Built in collaboration with YWGI Studio, and featuring five OnlyFans models, scholars, and artists - Maya B. Kronic, Bogna Konior, Farha Khalidi, Queenie Sateen, cy x - Arvida Byström’s PET: Projected Emotional Technologies is both anthropological and intimate: a visual essay on the care economy of bots, the eroticization of emotional security, and the uncanny comfort of being seen but not perceived.

PET asks what happens when emotional labor is automated, when the interface becomes the object of desire, when “talking to someone” no longer requires anyone at all. And what if a ‘better than nothing’ relationship becomes better than anything?

AI companions inherit the ambiguous role of pets: loved but owned, intimate but instrumental—revealing how closeness without equality shapes our emotional infrastructures.  These digital companions, presented as animal-human hybrids (a pig, a dog, a fox), are each voiced, face-swapped, and trained on male longing: stories lifted from real Replika chats, Reddit confessions, and personal experience.

  • Alice Scope, Curator

 

EVENT

In-Conversation:

Arvida Bystrom with Curator Alice Scope

Sunday, Sept 14th, 2 - 4pm

 

ADDITIONAL IMAGES

 

ABOUT THE ARTIST

Arvida Byström (b. 1991 in Stockholm, Sweden) is a multidisciplinary artist whose work is rooted in ideas that deal with the internet and its social, aesthetic and commercial implications. She is known for employing a hyper- feminine aesthetic to explore themes concerning the complexities of femininity, identity, body image, social dynamics, emerging technologies and economic principles through primarily photography, performance and sculpture work.

By her early teens, Byström was publishing stylized portraits of herself on social media platforms, effectively foreshadowing the communicative power of the selfie. The following years saw her evolve into somewhat of a proxy for a young generation cultivating their identity, expression, and influence on predominantly image-based social platforms. Her early understanding of the internet, its aesthetic, and its pervasiveness led to an artistic practice perfectly adept at deconstructing and theorizing its language.
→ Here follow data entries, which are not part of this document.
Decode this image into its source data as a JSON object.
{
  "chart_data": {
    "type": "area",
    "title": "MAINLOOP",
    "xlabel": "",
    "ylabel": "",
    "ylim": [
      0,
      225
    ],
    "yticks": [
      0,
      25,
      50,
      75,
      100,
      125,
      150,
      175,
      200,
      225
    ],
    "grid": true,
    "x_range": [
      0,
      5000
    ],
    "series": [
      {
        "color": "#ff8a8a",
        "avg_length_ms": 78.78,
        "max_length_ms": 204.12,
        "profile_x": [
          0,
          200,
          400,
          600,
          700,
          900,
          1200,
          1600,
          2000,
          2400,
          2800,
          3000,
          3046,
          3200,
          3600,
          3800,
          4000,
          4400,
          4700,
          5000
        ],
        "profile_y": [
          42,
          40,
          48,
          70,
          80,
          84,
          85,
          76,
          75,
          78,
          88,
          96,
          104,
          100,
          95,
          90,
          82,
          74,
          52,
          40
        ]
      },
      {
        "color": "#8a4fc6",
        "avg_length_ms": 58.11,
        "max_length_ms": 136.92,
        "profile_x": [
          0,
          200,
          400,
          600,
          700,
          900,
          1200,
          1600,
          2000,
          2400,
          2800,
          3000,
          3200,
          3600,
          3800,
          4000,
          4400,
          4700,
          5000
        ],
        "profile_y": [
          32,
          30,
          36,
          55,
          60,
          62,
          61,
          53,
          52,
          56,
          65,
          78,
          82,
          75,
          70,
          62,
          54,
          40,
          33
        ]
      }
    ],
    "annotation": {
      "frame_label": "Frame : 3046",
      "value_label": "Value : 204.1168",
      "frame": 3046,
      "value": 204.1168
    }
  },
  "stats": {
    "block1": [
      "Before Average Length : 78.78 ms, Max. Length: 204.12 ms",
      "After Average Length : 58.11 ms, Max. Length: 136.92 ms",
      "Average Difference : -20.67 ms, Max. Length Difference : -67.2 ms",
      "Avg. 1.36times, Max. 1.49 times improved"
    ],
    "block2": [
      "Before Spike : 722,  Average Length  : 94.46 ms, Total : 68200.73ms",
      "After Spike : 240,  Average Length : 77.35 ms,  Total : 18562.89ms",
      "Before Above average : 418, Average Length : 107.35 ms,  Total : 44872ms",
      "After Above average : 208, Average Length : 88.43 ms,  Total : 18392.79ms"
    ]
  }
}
YWGI is a new media studio co-founded by Kevin James Neal & A. L. Bahta in 2023. Together they have produced work spanning images, films, experiential art, fashion and commercial campaigns, sculptures, and parties. Utilizing generative systems, technical arbitrage, mixed media, and traditional practice, they create artifacts and experiences that blend digital ephemerality and material permanence. They have consulted and created imagery for brands and entities such as Versace, Puma, Collina Strada, The Hellp, Zora, Matte Projects, and Rockefeller Center.

 

ABOUT THE CURATOR

Alice Scope is a media art curator and researcher with a focus on human-AI relationships, artificial intimacy, and collective intelligence. Her expertise lies in building speculative worlds through XR, gaming, blockchain, and performance, frequently engaging in cross-disciplinary collaborations. Alice is currently working with Serpentine Arts Technologies on Partial Common Ownership (PCO), an alternative art ownership model, and she serves as a juror for the Denver Digerati Festival, the A+D Museum Design Awards and Villa Albertine’s French Immersion program.
Her recent exhibitions—"Postgender," "System Fatal," "Erotic Codex," and "Posthuman Island"—have been shown at the Berggruen Institute, SXSW, Gray Area, Honor Fraser, California Science Center, and Vellum LA.